Matt Morris was the No. 1 draft pick (12th overall) for St. Louis in the 1995 amateur draft and reached the majors just a year and a half later. He made his major league debut April 4, 1997, and went 12-9 that season in 33 starts. He finished third in the Rookie of the Year balloting in 1997 and was a two-time All-Star in 2001 and 2002. Morris tied for the MLB lead with 22 wins (Curt Schilling) in 2001, finishing third in Cy Young voting. Morris pitched for the Cardinals from 1997-2005, and played in five postseasons and one World Series (2004). He won 101 games over his career with St. Louis and still ranks seventh on the franchise career lists with a .620 winning percentage and sixth with 986 strikeouts.

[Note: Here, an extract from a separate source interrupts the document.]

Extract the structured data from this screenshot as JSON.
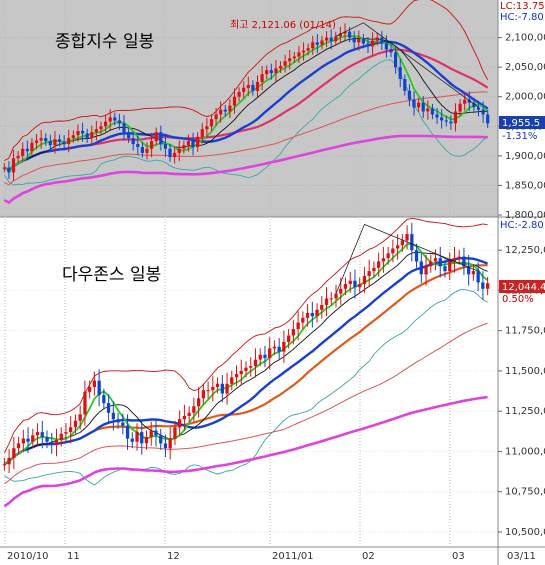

Edgar Renteria (#RenteriaHOF)

.290 average, 451 RBIs, 207 doubles

Edgar Renteria played six seasons with the Cardinals and was named a National League All-Star three times (2000, 2003, 2004). The shortstop won two Gold Gloves while with St. Louis in 2002 and 2003, and three Silver Slugger awards in 2000, 2002 and 2003. Renteria batted .330 with St. Louis in 2003, the all-time Cardinals single-season leader for a shortstop, as are his 47 doubles that season. He drove in his single-season-high 100 runs in 2003, which rank second among all St. Louis shortstops, and his 83 RBIs in 2002 are his second-highest career total. Renteria stole 37 bases his first season with the Cardinals (1999), and his 147 steals while with St. Louis are second highest in franchise history for a shortstop.

Scott Rolen (#RolenHOF)

.286 average, 173 doubles, 111 homers, 453 RBIs

In his five-plus seasons (2002-07) with the Cardinals, Scott Rolen dominated the hot corner, winning Gold Gloves in 2003, 2004 and 2006, and the Silver Slugger award in 2002. He was named to the National League All-Star team in 2003, 2004, 2005 and 2006, and named to the All-Busch Stadium team as the third baseman by vote of fans. Rolen hit a career-high 49 doubles in 2003 and had 48 doubles during the team’s 2006 world championship season. He hit more than 20 homers three times with St. Louis (2003, ’04, ’06) and had more than 90 RBIs each of those same three seasons. In 2004, Rolen batted .314, which ranked second among National League third basemen and was second on the team, a year in which the club had four players with an average above .300. Following the 2004 season, Rolen finished fourth in National League MVP voting. Rolen was a big contributor during the postseason with St. Louis. He batted .310 (9-29) during the National League Championship Series vs. Houston in 2004, including his two-run home run off Roger Clemens in the sixth inning of Game 7 that plated the pennant-clinching run. In 2006, Rolen helped the club to its 10th world championship, closing out the postseason with a 10-game hitting streak (.351, 13-37) that began in Game 3 of the NLCS vs. the New York Mets.

Joe Torre (#TorreHOF)

1971 NL MVP, .308 average, 161 doubles, 98 homers, 558 RBIs

Joe Torre played six seasons with the Cardinals at catcher, first base and third base from 1969-74. He was a four-time All-Star while playing for St. Louis, being named to the team in 1970, 1971, 1972 and 1973. Torre was named the National League MVP in 1971 after leading the league with a .363 batting average, 137 RBIs and 230 hits. That hits total was the most since Stan Musial had 230 in 1948 and still ranks as the fourth-highest single-season total in franchise history. He posted a career batting average with the Cardinals of .308, ranking ninth in Cardinals history. Torre had over 100 RBIs three times in his St. Louis tenure and never had fewer than 149 hits or a batting average below .282.

The 2016 Cardinals Hall of Fame "Red Ribbon" Selection Panel

Tom Ackerman, Frank Cusumano, Derrick Goold, Rick Hummel, Randy Karraker, Whitey Herzog, Martin Kilcoyne, Jenifer Langosch, Tony La Russa, Bernie Miklasz, Joe Ostermeier, Rob Rains, Red Schoendienst and Brian Walton.